Und nun zu Fass Nr. 1. Es handelt sich tatsächlich um das erste Fass, welches bei Produktionsbeginn am St. Patrick’s Day im Jahr 2016 überhaupt mit dem allerersten New Make aus den Brennblasen befüllt wurde. Dazu hatten sich die Verantwortlichen eigens von der Küferei Wilhelm Eder in Bad Dürkheim ein Fass aus deutscher Johanniskreuz-Eiche aus der Pfalz bauen lassen, mit einem außergewöhnlichen (und maximal zulässigen) Fassungsvermögen von 700 Litern. Ohne Vorbelegung mit einem anderen Destillat wurde der erste New Make in das frische Fass befüllt und durfte nun fünf Jahre dort reifen. Der bislang intensivste Malt des Abends (abgefüllt mit 58,7% vol.) mit einer doch recht (jedenfalls für mich) überraschenden Rumnote. Klebstoff, Ananas, ein Hauch Kokos. Kräftiger Antritt am Gaumen mit Eiche, Rumrosine, Trockenpflaumen und Anklängen von Schokolade und Nüssen. Eine würzig, pfeffrige Eichennote lässt diesen Malt lange ausklingen. Ein interessantes Detail verriet Mario Rudolf noch: 30% wurden in dem Fass zurückbehalten und nicht abgefüllt, der Rest des Fasses nun wieder mit New Make befüllt der nun erneut für fünf Jahre reifen soll. Die Idee erinnert entfernt an das andalusische Solera-Prinzip bei der Sherryreifung. So wird uns Fass Nr. 1 also in Zukunft wieder begegnen.

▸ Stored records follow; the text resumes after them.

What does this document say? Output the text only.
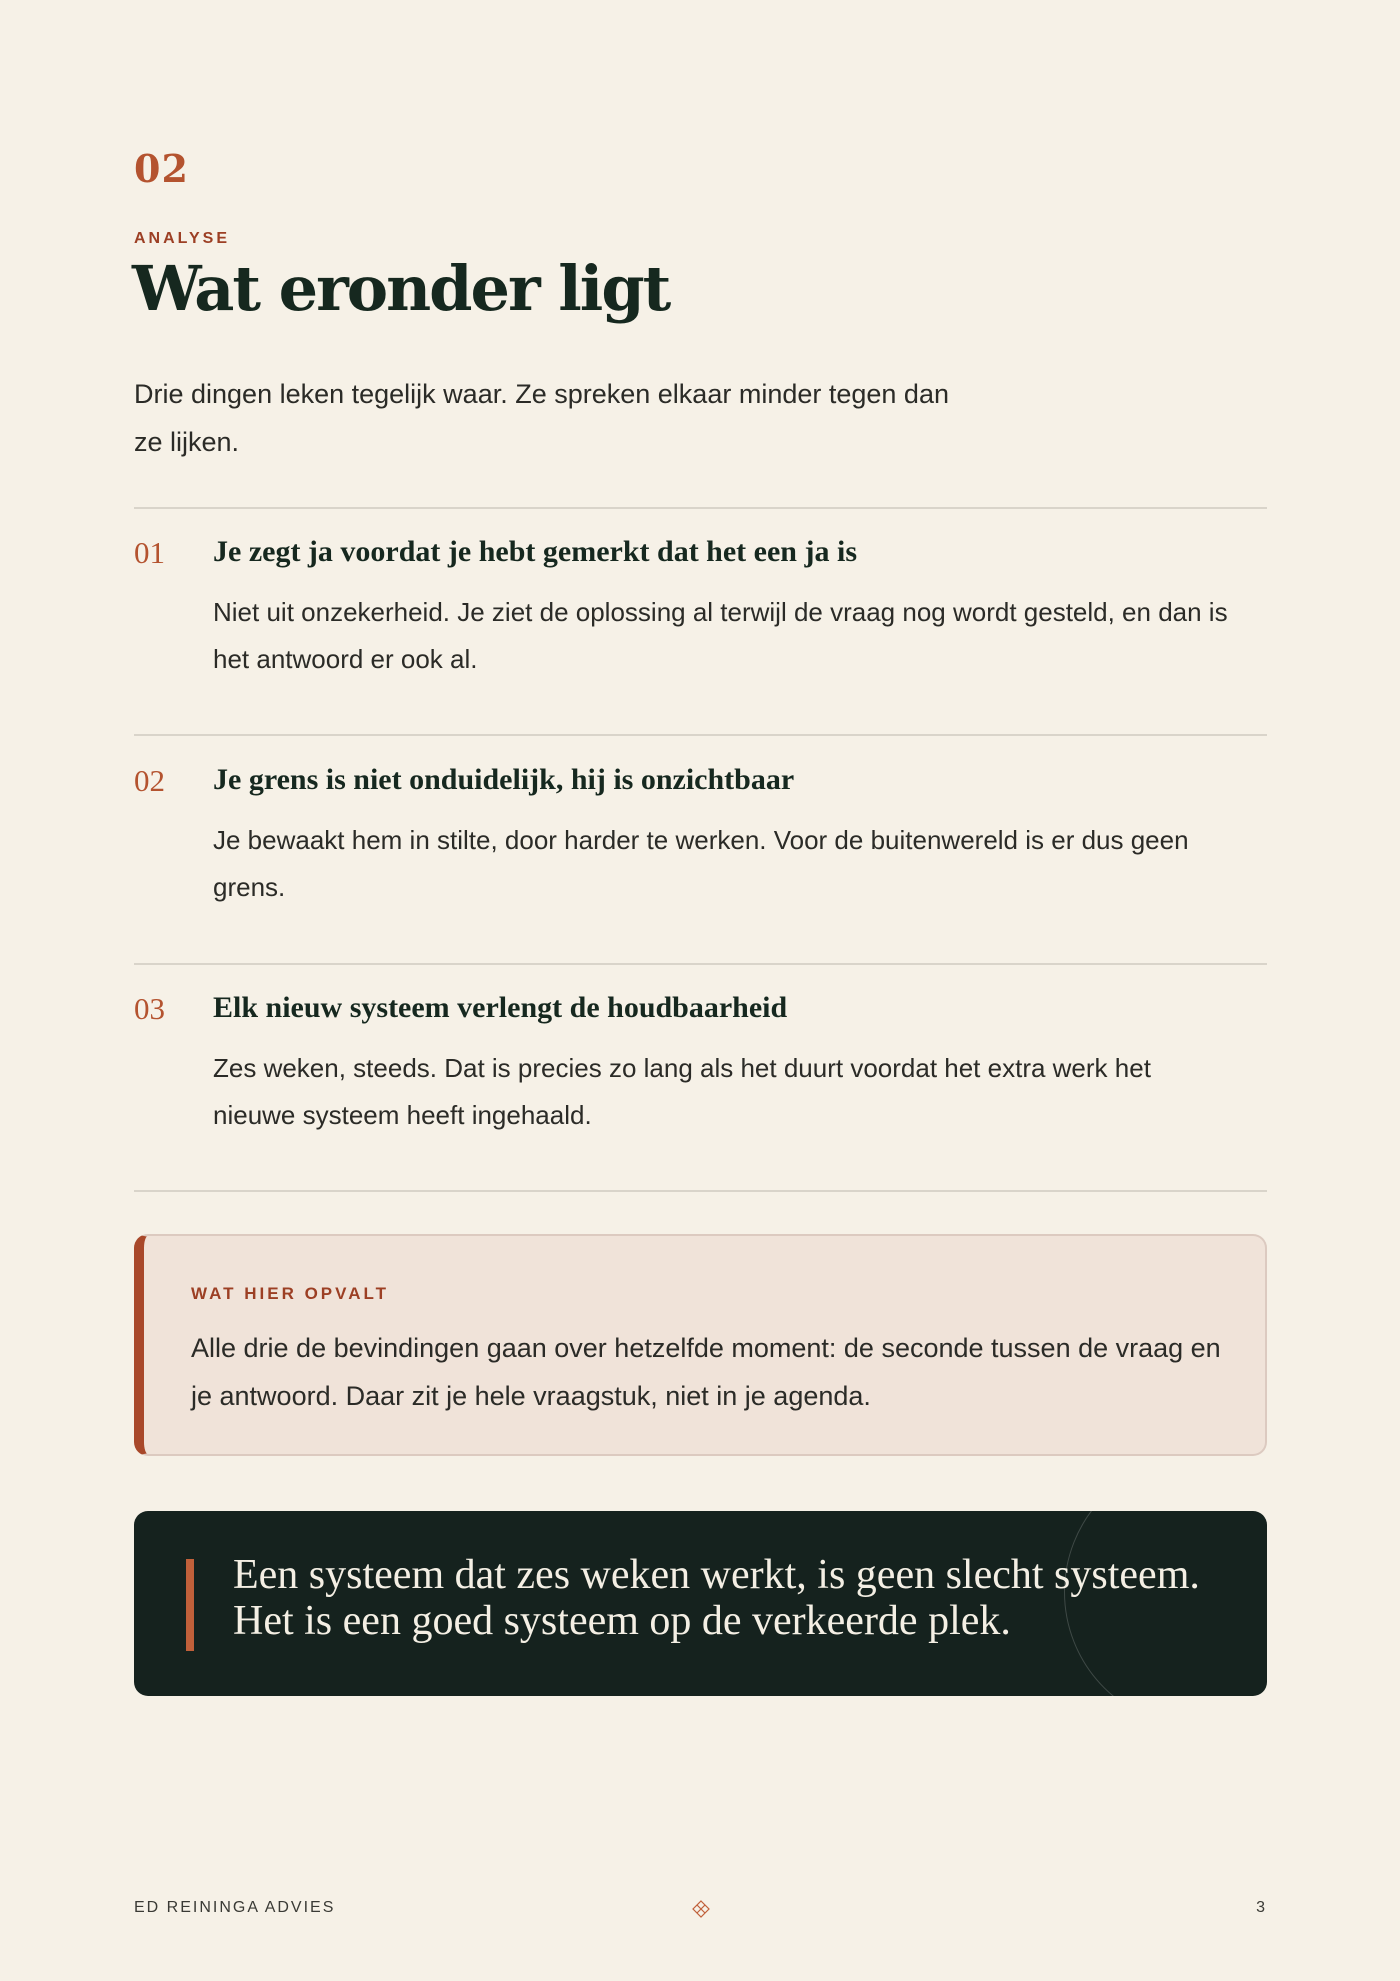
02
ANALYSE
Wat eronder ligt

Drie dingen leken tegelijk waar. Ze spreken elkaar minder tegen dan ze lijken.

01 Je zegt ja voordat je hebt gemerkt dat het een ja is

Niet uit onzekerheid. Je ziet de oplossing al terwijl de vraag nog wordt gesteld, en dan is het antwoord er ook al.

02 Je grens is niet onduidelijk, hij is onzichtbaar

Je bewaakt hem in stilte, door harder te werken. Voor de buitenwereld is er dus geen grens.

03 Elk nieuw systeem verlengt de houdbaarheid

Zes weken, steeds. Dat is precies zo lang als het duurt voordat het extra werk het nieuwe systeem heeft ingehaald.

WAT HIER OPVALT

Alle drie de bevindingen gaan over hetzelfde moment: de seconde tussen de vraag en je antwoord. Daar zit je hele vraagstuk, niet in je agenda.

Een systeem dat zes weken werkt, is geen slecht systeem. Het is een goed systeem op de verkeerde plek.

ED REININGA ADVIES	3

Nach einer kleinen Pause wenden wir uns den rauchigen Vertretern zu, denn von Anfang an hat St. Kilian auch auf Rezepturen mit Rauchmalz gesetzt. In diesem Fall stammt die Gerste aus der schottischen Großmälzerei Glenesk Maltings. Der Rauchgehalt schwankt danach je nach Rezeptur. So wird die rauchige Variante des Bud Spencer THE LEGEND zunächst von einem aschig würzigen Rauch überlagert. Auch hier empfiehlt es sich, den Malt eine Weile atmen zu lassen, um ihm seine weinigen Noten zu entlocken (wie bei der milden Variante setzt sich das Batch aus 80 % Ex-Bourbon und 20% Amaronefässern zusammen). Er bleibt dabei durchweg würzig, kräutrig. Subtiler und komplexer kommt da der Signature Edition THREE daher, mit einer Reifung in Ex-Bourbonfässern (Jack Daniel’s), wobei ein kleinen Anteil Quarter Casks der texanischen Garrison Brothers bilden (übrigens ein ganz toller Bourbon, der in jedem Fall eine Verkostung lohnt, wenn sich mal die Gelegenheit bietet. Einen Bericht dazu findet Ihr hier). Der THREE entwickelt eine sehr sanfte Rauchnote, die genug Raum für Noten von Apfel, Vanille und Karamell lässt. Gefällt mir außerordentlich gut, genauso wie der im Anschluss verkostete FOUR. Eine absolute Wucht, gereift zu 50% in PX- und 50% Oloroso-Sherryfässern. Rosine, Backpflaume, Liebstöckel, erdig, süß, intensiv, so wie ich eine Sherry Vollreifung auch erwarte. Interessant ist jedoch, dass der Charakter des Rauchs sich gänzlich anders verhält, also noch beispielsweise beim THE LEGEND. Hier ist es eher ein gut abgehangener, geräucherter Schwarzwälder Schinken, also eher in Richtung BBQ, als Asche.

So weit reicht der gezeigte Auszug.